In de eerste decennia zette de wederopbloei door dankzij schrijvers als Miguel de Unamuno (lucide tobber en postmodernist avant la lettre), Pío Baroja (germanofiele mopperkont met een robuuste pen), Ramón del Valle-Inclán (briljante taalvirtuoos met een hilarische visie op Spanje) en José Ortega y Gasset (de oprichter van Spanjes belangrijkste culturele tijdschrift Revista de Occidente en de schrijver van De opstand der horden, een filosofische bestseller tijdens het Interbellum). Stuk voor stuk schreven deze auteurs vanuit het knagende bewustzijn dat Spanje een enorme achterstand had ten opzichte van de rest van West-Europa, óók wat de literatuur betreft.

Dit besef nam traumatische vormen aan toen er in 1939 met de overwinning van Franco een einde kwam aan de Burgeroorlog en Spanje een dictatuur werd die het land bijna veertig jaar lang in haar greep zou houden. Er zou in deze periode maar één Spaanse schrijver zijn die internationale roem verwierf, maar die leefde niet meer: Federico García Lorca, de dichter/toneelschrijver die een maand na het uitbreken van de Burgeroorlog in de omgeving van zijn geboortestad Granada werd vermoord door de fascisten en daarna zou uitgroeien tot een martelaar. Van de naoorlogse schrijvers werd van een enkeling (Camilo José Cela, Juan Goytisolo) zo nu en dan wel iets vertaald, maar veel indruk maakte hun werk niet in het buitenland. De wederopleving die rond de eeuwwisseling een veelbelovende start had gemaakt werd door de dictatuur in de kiem gesmoord. De positie van Spanje in de wereldrepubliek der letteren was weer net zo onbeduidend als in de achttiende en negentiende eeuw.

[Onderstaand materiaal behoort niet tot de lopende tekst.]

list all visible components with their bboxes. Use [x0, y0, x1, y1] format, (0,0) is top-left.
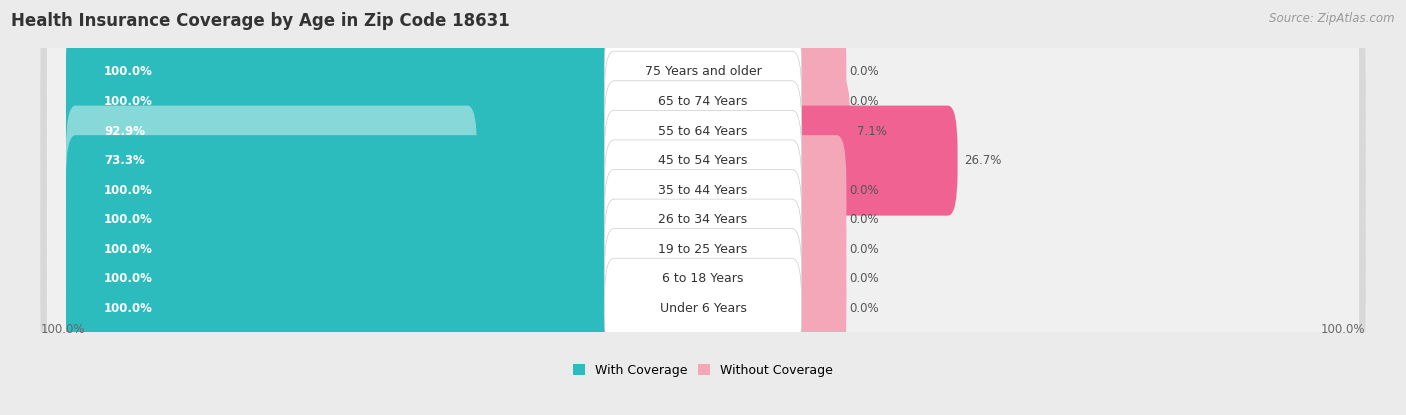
Text: 0.0%: 0.0%	[849, 95, 879, 108]
Text: 0.0%: 0.0%	[849, 65, 879, 78]
FancyBboxPatch shape	[41, 29, 1365, 173]
Text: 6 to 18 Years: 6 to 18 Years	[662, 272, 744, 286]
FancyBboxPatch shape	[605, 258, 801, 359]
FancyBboxPatch shape	[66, 46, 623, 156]
Text: 100.0%: 100.0%	[104, 302, 153, 315]
FancyBboxPatch shape	[605, 22, 801, 122]
FancyBboxPatch shape	[783, 46, 846, 156]
FancyBboxPatch shape	[66, 135, 623, 245]
FancyBboxPatch shape	[66, 254, 623, 364]
Text: 65 to 74 Years: 65 to 74 Years	[658, 95, 748, 108]
FancyBboxPatch shape	[46, 75, 1360, 187]
FancyBboxPatch shape	[66, 224, 623, 334]
FancyBboxPatch shape	[46, 105, 1360, 217]
FancyBboxPatch shape	[783, 254, 846, 364]
FancyBboxPatch shape	[46, 45, 1360, 158]
Text: 92.9%: 92.9%	[104, 124, 145, 137]
Text: 100.0%: 100.0%	[104, 272, 153, 286]
FancyBboxPatch shape	[66, 165, 623, 275]
Text: Under 6 Years: Under 6 Years	[659, 302, 747, 315]
Text: 0.0%: 0.0%	[849, 184, 879, 197]
FancyBboxPatch shape	[783, 76, 851, 186]
Text: 100.0%: 100.0%	[1322, 323, 1365, 336]
FancyBboxPatch shape	[41, 148, 1365, 292]
FancyBboxPatch shape	[783, 165, 846, 275]
Text: 0.0%: 0.0%	[849, 302, 879, 315]
FancyBboxPatch shape	[605, 169, 801, 270]
FancyBboxPatch shape	[41, 236, 1365, 381]
Legend: With Coverage, Without Coverage: With Coverage, Without Coverage	[572, 364, 834, 377]
FancyBboxPatch shape	[605, 199, 801, 300]
Text: Health Insurance Coverage by Age in Zip Code 18631: Health Insurance Coverage by Age in Zip …	[11, 12, 510, 30]
Text: 0.0%: 0.0%	[849, 272, 879, 286]
Text: 75 Years and older: 75 Years and older	[644, 65, 762, 78]
FancyBboxPatch shape	[46, 193, 1360, 305]
FancyBboxPatch shape	[46, 134, 1360, 247]
Text: 100.0%: 100.0%	[104, 213, 153, 226]
FancyBboxPatch shape	[783, 105, 957, 216]
Text: 26 to 34 Years: 26 to 34 Years	[658, 213, 748, 226]
FancyBboxPatch shape	[66, 76, 585, 186]
FancyBboxPatch shape	[41, 177, 1365, 322]
FancyBboxPatch shape	[605, 81, 801, 181]
Text: 100.0%: 100.0%	[104, 243, 153, 256]
Text: 100.0%: 100.0%	[104, 184, 153, 197]
FancyBboxPatch shape	[46, 252, 1360, 365]
FancyBboxPatch shape	[41, 88, 1365, 233]
FancyBboxPatch shape	[783, 135, 846, 245]
Text: Source: ZipAtlas.com: Source: ZipAtlas.com	[1270, 12, 1395, 25]
Text: 45 to 54 Years: 45 to 54 Years	[658, 154, 748, 167]
Text: 26.7%: 26.7%	[965, 154, 1001, 167]
Text: 19 to 25 Years: 19 to 25 Years	[658, 243, 748, 256]
Text: 100.0%: 100.0%	[104, 95, 153, 108]
FancyBboxPatch shape	[783, 224, 846, 334]
Text: 73.3%: 73.3%	[104, 154, 145, 167]
FancyBboxPatch shape	[783, 17, 846, 127]
Text: 35 to 44 Years: 35 to 44 Years	[658, 184, 748, 197]
FancyBboxPatch shape	[605, 140, 801, 240]
FancyBboxPatch shape	[46, 16, 1360, 128]
Text: 0.0%: 0.0%	[849, 243, 879, 256]
FancyBboxPatch shape	[605, 229, 801, 329]
Text: 100.0%: 100.0%	[104, 65, 153, 78]
FancyBboxPatch shape	[46, 164, 1360, 276]
Text: 55 to 64 Years: 55 to 64 Years	[658, 124, 748, 137]
FancyBboxPatch shape	[41, 59, 1365, 203]
FancyBboxPatch shape	[66, 105, 477, 216]
FancyBboxPatch shape	[46, 223, 1360, 335]
FancyBboxPatch shape	[41, 207, 1365, 351]
FancyBboxPatch shape	[66, 194, 623, 304]
FancyBboxPatch shape	[41, 118, 1365, 262]
Text: 7.1%: 7.1%	[856, 124, 886, 137]
FancyBboxPatch shape	[41, 0, 1365, 144]
Text: 100.0%: 100.0%	[41, 323, 84, 336]
FancyBboxPatch shape	[783, 194, 846, 304]
FancyBboxPatch shape	[66, 17, 623, 127]
Text: 0.0%: 0.0%	[849, 213, 879, 226]
FancyBboxPatch shape	[605, 51, 801, 151]
FancyBboxPatch shape	[605, 110, 801, 211]
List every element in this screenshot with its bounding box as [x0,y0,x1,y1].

Na de overwinning van de geallieerden in 1945 was Spanje een anomalie geworden in Europa. Franco probeerde van deze nood een deugd te maken door een autarkisch beleid te voeren: Spanje diende zichzelf zo veel mogelijk te bedruipen. Met dit isolationalistische beleid hoopte de dictator zijn eigen koers te kunnen blijven varen in Europa, waar hij er na de dood van Hitler en Mussolini vrijwel alleen voor was komen te staan. Maar Franco moest met lede ogen aanzien dat deze politiek niet werkte. In de tweede helft van de jaren vijftig dreigde Spanje zelfs af te stevenen op een economische catastrofe. Het was aan het ingrijpen van de technocraten van de katholieke lekenorganisatie Opus Dei te danken dat deze werd voorkomen en het roer omging. Het paradepaardje van de nieuwe economische koers was de toeristenindustrie, die massa’s buitenlanders naar het land lokte. Als gevolg daarvan nam de welvaart met sprongen toe. Veel Spanjaarden konden zich een televisie en een autootje veroorloven en werden mede daardoor steeds vertrouwder met en nieuwsgieriger naar het moderne, vrije Westen. Met name onder de generaties die de oorlog niet zelf hadden meegemaakt ontstond er onder invloed van deze ontwikkelingen een grote aversie tegen het grijze, repressieve klimaat waarin ze waren opgegroeid en groeide het verlangen naar de vrijheid aan de andere kant van de Pyreneeën. In de literatuur vertaalde deze ontwikkeling zich in een toenemende afkeer van het elementaire realisme dat na het einde van de Burgeroorlog decennialang de toon had aangegeven in Spanje.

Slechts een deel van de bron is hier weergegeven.